The Strange Liberation of Loss

After a long, hard week I got home last Friday expecting to have a couple of nice restful days. My game had been cancelled, so I had two full days 'off', during which I was all set to do some light preparation for my Eberron campaign, do a bit of reading, watch some TV, and generally laze around.

Immediately on arriving home, I switched on my PC, then went to make a cup of coffee while it started up. My PC is getting old - it takes several minutes to warm up. I'm sure it didn't used to be so slow.

Anyway, when I came back, I was faced with the horror of a "Windows Failed to Start" message, followed by a cryptic error number.

There then followed a couple of days of messing around, the full horror of which I won't go into. Eventually, I found that the solution was an easy fix - just a bios setting to change. Unfortunately, the setting in question was in a hidden menu that I simply could not access. And so came the ultimate indignity: I had to take it back to PC World for repair!

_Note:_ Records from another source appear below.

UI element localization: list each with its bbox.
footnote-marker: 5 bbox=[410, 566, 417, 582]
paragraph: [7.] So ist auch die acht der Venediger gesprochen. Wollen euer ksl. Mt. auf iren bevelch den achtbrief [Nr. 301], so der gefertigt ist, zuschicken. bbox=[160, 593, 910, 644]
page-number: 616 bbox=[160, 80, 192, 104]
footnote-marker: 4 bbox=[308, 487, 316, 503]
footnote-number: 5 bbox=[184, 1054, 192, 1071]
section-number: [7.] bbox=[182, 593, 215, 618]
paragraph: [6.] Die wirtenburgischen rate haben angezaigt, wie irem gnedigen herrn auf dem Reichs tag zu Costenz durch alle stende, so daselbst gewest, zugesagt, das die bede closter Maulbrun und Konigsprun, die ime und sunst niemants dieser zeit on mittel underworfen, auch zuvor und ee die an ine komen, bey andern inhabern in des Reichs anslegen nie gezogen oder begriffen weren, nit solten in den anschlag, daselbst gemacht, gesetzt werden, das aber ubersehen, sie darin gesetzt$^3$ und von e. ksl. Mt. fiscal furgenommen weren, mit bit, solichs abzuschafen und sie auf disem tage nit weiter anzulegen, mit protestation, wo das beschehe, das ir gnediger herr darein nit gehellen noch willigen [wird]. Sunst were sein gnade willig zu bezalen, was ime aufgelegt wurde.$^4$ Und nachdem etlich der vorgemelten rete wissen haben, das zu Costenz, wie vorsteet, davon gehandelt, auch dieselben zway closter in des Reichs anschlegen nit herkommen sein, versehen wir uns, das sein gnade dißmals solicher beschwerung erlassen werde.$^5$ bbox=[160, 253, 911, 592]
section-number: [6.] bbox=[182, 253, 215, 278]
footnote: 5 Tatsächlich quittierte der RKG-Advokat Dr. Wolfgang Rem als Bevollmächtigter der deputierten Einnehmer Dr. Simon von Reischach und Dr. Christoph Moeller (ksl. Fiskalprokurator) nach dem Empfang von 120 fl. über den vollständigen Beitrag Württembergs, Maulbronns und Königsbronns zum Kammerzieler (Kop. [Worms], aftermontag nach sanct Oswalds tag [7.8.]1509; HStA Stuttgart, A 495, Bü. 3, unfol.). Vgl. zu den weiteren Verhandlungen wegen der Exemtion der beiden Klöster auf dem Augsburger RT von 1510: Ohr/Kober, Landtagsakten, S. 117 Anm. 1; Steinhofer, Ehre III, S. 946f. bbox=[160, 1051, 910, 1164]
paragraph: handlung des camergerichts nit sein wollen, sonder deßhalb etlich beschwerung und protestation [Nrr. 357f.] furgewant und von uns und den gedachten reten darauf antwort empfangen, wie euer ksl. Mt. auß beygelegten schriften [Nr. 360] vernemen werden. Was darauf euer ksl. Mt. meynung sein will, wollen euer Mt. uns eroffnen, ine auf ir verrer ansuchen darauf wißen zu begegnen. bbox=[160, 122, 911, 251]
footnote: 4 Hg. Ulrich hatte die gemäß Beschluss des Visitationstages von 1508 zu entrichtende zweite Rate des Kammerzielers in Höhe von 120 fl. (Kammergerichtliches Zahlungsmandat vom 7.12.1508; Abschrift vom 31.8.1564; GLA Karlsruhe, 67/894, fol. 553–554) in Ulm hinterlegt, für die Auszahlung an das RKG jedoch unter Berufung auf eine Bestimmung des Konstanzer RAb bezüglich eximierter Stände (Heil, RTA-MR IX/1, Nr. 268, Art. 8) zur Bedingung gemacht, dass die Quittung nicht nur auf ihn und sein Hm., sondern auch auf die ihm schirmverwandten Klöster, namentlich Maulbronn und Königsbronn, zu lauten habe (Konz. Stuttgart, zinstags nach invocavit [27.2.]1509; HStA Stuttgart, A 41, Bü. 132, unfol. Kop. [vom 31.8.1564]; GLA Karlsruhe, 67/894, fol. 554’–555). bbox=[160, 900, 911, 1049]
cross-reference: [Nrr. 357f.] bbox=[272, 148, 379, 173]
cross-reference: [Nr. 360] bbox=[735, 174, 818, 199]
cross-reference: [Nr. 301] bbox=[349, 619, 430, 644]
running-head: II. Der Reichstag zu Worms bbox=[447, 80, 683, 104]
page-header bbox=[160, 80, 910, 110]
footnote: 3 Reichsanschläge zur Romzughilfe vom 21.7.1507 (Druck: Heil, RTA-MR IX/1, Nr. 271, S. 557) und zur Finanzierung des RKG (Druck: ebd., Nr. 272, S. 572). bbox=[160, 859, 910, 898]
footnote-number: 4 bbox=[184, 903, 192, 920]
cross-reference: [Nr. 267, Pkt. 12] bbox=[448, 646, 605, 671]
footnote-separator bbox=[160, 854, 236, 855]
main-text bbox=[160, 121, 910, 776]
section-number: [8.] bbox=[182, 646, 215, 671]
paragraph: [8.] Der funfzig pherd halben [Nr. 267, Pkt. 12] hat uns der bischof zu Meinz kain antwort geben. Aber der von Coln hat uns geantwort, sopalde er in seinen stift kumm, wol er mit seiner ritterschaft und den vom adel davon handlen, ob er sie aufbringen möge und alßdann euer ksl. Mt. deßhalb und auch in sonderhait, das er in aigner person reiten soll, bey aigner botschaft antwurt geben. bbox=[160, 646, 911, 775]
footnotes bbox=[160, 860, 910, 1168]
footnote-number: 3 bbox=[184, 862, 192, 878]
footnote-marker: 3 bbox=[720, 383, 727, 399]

I eventually got the PC back on Monday, having had the hard disk blanked and the system restored to factory settings. A nice clean slate to work with from here. Since then, I have been busily re-installing software, rebuilding my data, and generally wasting lots of time getting the system working again.

For the past year or so, I kept saying to myself, "I really must get one of those big external drives, and set up automatic backups. It sure would suck if my PC died and I lost all the data I've spent years building up." I kept saying that, and saying that...

About three months ago, I finally bought one of those big external drives, and set up automatic backups. This proved exceptionally fortuitous, as I was thus able to restore all my documents and files after getting the PC back. Huzzah! (And also: bloody hell, that was lucky!)

There's just one minor problem: it seems the the automated backup system does not include email. So, all the emails I have stored since forever (back to my first PC in 1994!) and all of my email contact details, and all of that stuff, is all gone!

I expected to by much more dismayed about this that I actually am. The thing is, while it sucks to lose data, and especially to lose it when I thought it was safely backed up, it's also true that I hadn't looked at most of those emails in years. Indeed, I had folders entitled "From 2007", "From 2008" and "Older" into which I just threw the appropriate emails and forgot about them. So, in many ways, it's a relief to be free of that junk. I wasn't using it, so I haven't really lost anything.

The one thing I did lose was the license key to a particular piece of software I have used only occasionally (but, like much occasional-use software, when I wanted to use it, I really wanted to use it). Even here, though, there's no great problem - they have been able to regenerate and resend the key.

Plus: now my PC is more up-to-date even than it was before the problem hit, and doesn't have quite so much lingering "junk software" lying around. So, really, it might not be the worst thing that has ever happened. Maybe.